Nasz subiektywny obraz ciała poprawia się po dwóch tygodniach aktywności fizycznej, chociaż zmiana nie jest jeszcze dostrzegalna! – ustalili psycholodzy zdrowia.
Intensywnie ćwicząc, oczekujemy zazwyczaj szybkiej poprawy figury. Jeśli nie widzimy wymarzonego efektu, czujemy się źle i tracimy motywację. A spadek motywacji przeszkadza szczególnie na początku programu treningowego. Badanie przeprowadzone na irlandzkim Queen’s of University Belfast podpowiada, jak podtrzymać zaangażowanie w tym trudnym okresie.
Do badania zaproszono osoby prowadzące siedzący tryb życia. Ochotnicy przez dwa tygodnie oddawali się aktywności zaleconej przez badaczy: część ćwiczyła na siłowni, reszta w tym czasie czytała książki. Zarówno przed przystąpieniem do obu programów, jak i bezpośrednio po ich ukończeniu badani byli ważeni. Poza tym pytano ich m.in. o satysfakcję ze swojej wagi i poczucie własnej atrakcyjności fizycznej.
Dokładna analiza wahań wskazówki wagi pokazała, że obiektywne parametry się nie zmieniły ani w wypadku czytających, ani ćwiczących.
Efekty treningu leżały głębiej. Okazało się, że obraz ciała badanych po dwóch tygodniach ćwiczeń był znacznie bardziej pozytywny niż przed przystąpieniem do programu. Natomiast w przypadku czytających nie było żadnej różnicy. „Powstrzymanie się przed ciągłym kontrolowaniem wagi może pomóc ćwiczącym podczas wczesnych etapów programu treningowego” – sugeruje Katherine Appleton, psycholog zdrowia. Badaczka zauważa, że troska o formę często pociąga za sobą inne zachowania charakterystyczne dla zdrowego trybu życia, takie jak właściwe odżywianie czy wysypianie się. To sprawia, że nie tylko fizycznie, ale początkowo przede wszystkim psychicznie czujemy się dużo lepiej.
Appleton dodaje, że duży wkład w kształtowanie obrazu ciała wnosi nie tylko własne postępowanie, ale też wsparcie znajomych i rodziny, które wspomaga motywację oraz poprawia samoocenę. Badanie opisano na łamach „Journal of Health Psychology”.

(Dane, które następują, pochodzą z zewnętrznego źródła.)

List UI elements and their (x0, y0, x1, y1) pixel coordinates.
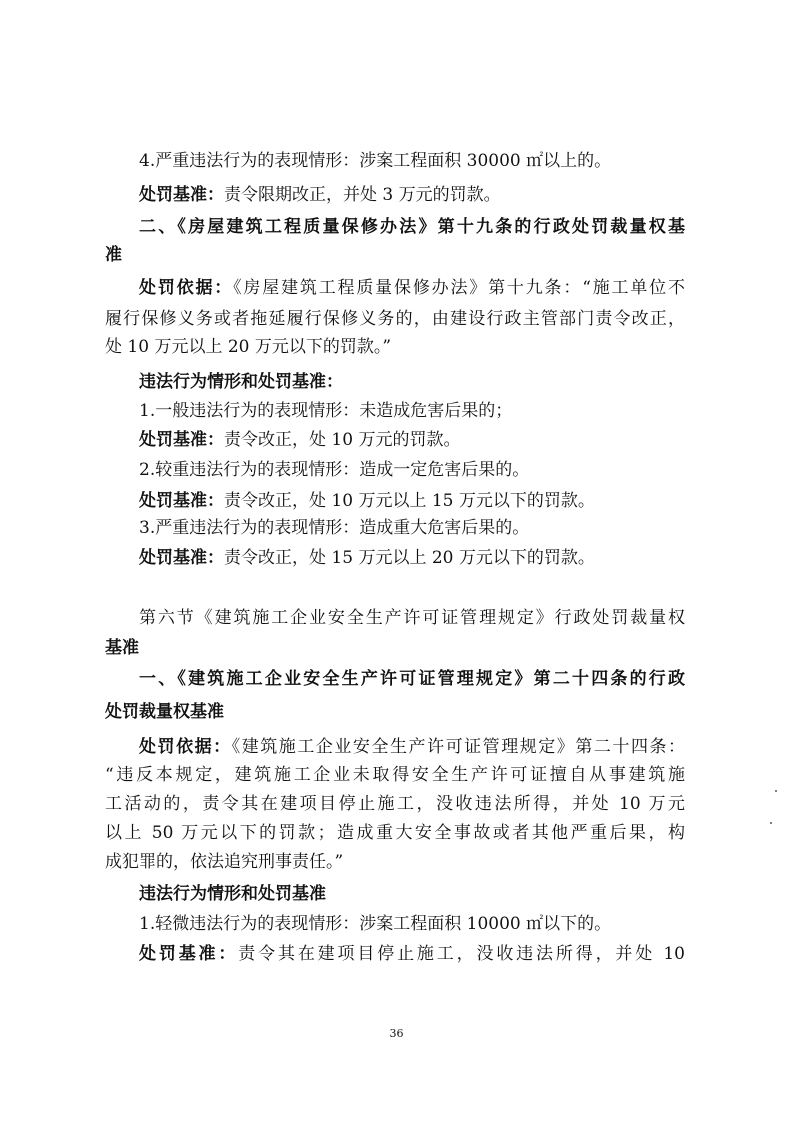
text-line: 1.一般违法行为的表现情形：未造成危害后果的； (139, 401, 513, 421)
page-number: 36 (389, 1027, 404, 1040)
text-line: 处罚基准：责令改正，处 15 万元以上 20 万元以下的罚款。 (139, 548, 595, 568)
text-line: 1.轻微违法行为的表现情形：涉案工程面积 10000 ㎡以下的。 (139, 914, 612, 934)
subheading: 违法行为情形和处罚基准 (139, 884, 326, 904)
text-line: 以上 50 万元以下的罚款；造成重大安全事故或者其他严重后果，构 (105, 823, 685, 843)
text-line: 履行保修义务或者拖延履行保修义务的，由建设行政主管部门责令改正， (105, 309, 685, 329)
scan-speck (775, 790, 777, 792)
section-heading: 一、《建筑施工企业安全生产许可证管理规定》第二十四条的行政 (139, 669, 685, 689)
scan-speck (770, 822, 772, 824)
text-line: 2.较重违法行为的表现情形：造成一定危害后果的。 (139, 460, 530, 480)
section-heading: 二、《房屋建筑工程质量保修办法》第十九条的行政处罚裁量权基 (139, 217, 685, 237)
text-line: 处罚基准：责令限期改正，并处 3 万元的罚款。 (139, 185, 501, 205)
text-line: 3.严重违法行为的表现情形：造成重大危害后果的。 (139, 518, 530, 538)
text-line: “违反本规定，建筑施工企业未取得安全生产许可证擅自从事建筑施 (105, 765, 685, 785)
section-heading: 处罚裁量权基准 (105, 702, 224, 722)
section-heading: 第六节《建筑施工企业安全生产许可证管理规定》行政处罚裁量权 (139, 608, 685, 628)
text-line: 成犯罪的，依法追究刑事责任。” (105, 852, 344, 872)
text-line: 处罚依据：《建筑施工企业安全生产许可证管理规定》第二十四条： (139, 737, 685, 757)
text-line: 处罚基准：责令改正，处 10 万元的罚款。 (139, 430, 461, 450)
section-heading: 基准 (105, 638, 139, 658)
text-line: 4.严重违法行为的表现情形：涉案工程面积 30000 ㎡以上的。 (139, 151, 612, 171)
text-line: 处罚基准：责令改正，处 10 万元以上 15 万元以下的罚款。 (139, 491, 595, 511)
text-line: 处罚基准：责令其在建项目停止施工，没收违法所得，并处 10 (139, 944, 685, 964)
text-line: 处 10 万元以上 20 万元以下的罚款。” (105, 337, 392, 357)
subheading: 违法行为情形和处罚基准： (139, 372, 343, 392)
text-line: 处罚依据：《房屋建筑工程质量保修办法》第十九条：“施工单位不 (139, 278, 685, 298)
section-heading: 准 (105, 245, 122, 265)
text-line: 工活动的，责令其在建项目停止施工，没收违法所得，并处 10 万元 (105, 794, 685, 814)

Appleton, K. (2012). 6 x 40 mins exercise improves body image, even though body weight and shape do not change. Journal of Health Psychology, 18 (1), 110-120 DOI: 10.1177/1359105311434756
Gdy zacząłem trening po 2 tygodniach różnica była doskonale widoczna (dużo lepiej było widać mięśnie), a waga pozostała bez zmian. Według artykułu pod uwagę brana była tylko zmiana wagi, więc badania bez sensu.
Waga uczestników nie uległa zmianie:
“Dokładna analiza wahań wskazówki wagi pokazała, że obiektywne parametry się nie zmieniły ani w wypadku czytających, ani ćwiczących”.
Rany Boskie!!! ależ odkrycie!!!
tak nawiasem mówiąc to wysiłek fizyczny powoduje wyrzut do organizmu całej gamy hormonów które poprawiają samopoczucie oraz dotlenienie tkanek zwłaszcza mózgu, tudzież mamy do czynienia z pomniejszymi efektami fizjologicznymi – i to jest jedyne OBIEKTYWNE kryterium. Reszta to mowa trawa i mylenie skutków z przyczynami.
Poza tym badanie było ewidentnie sfuszerowane – wysiłek fizyczny nawet krótkotrwały zawsze powoduje konkretne zmiany w organizmie. Siłowy zwiększa metabolizm energetyczny mięśni – ubytek wagi nastąpi więc nie tuż po ćwiczeniach ale po około 12 godzinach – wysiłek zaś wytrzymałościowy powoduje odwodnienie – waga spadnie w trakcie ćwiczeń ale po uzupełnieniu płynów znów wróci do normy.
Skoro pani Kasia tego nie wzięła pod uwagę – to jej wynikami są bezwartościowe.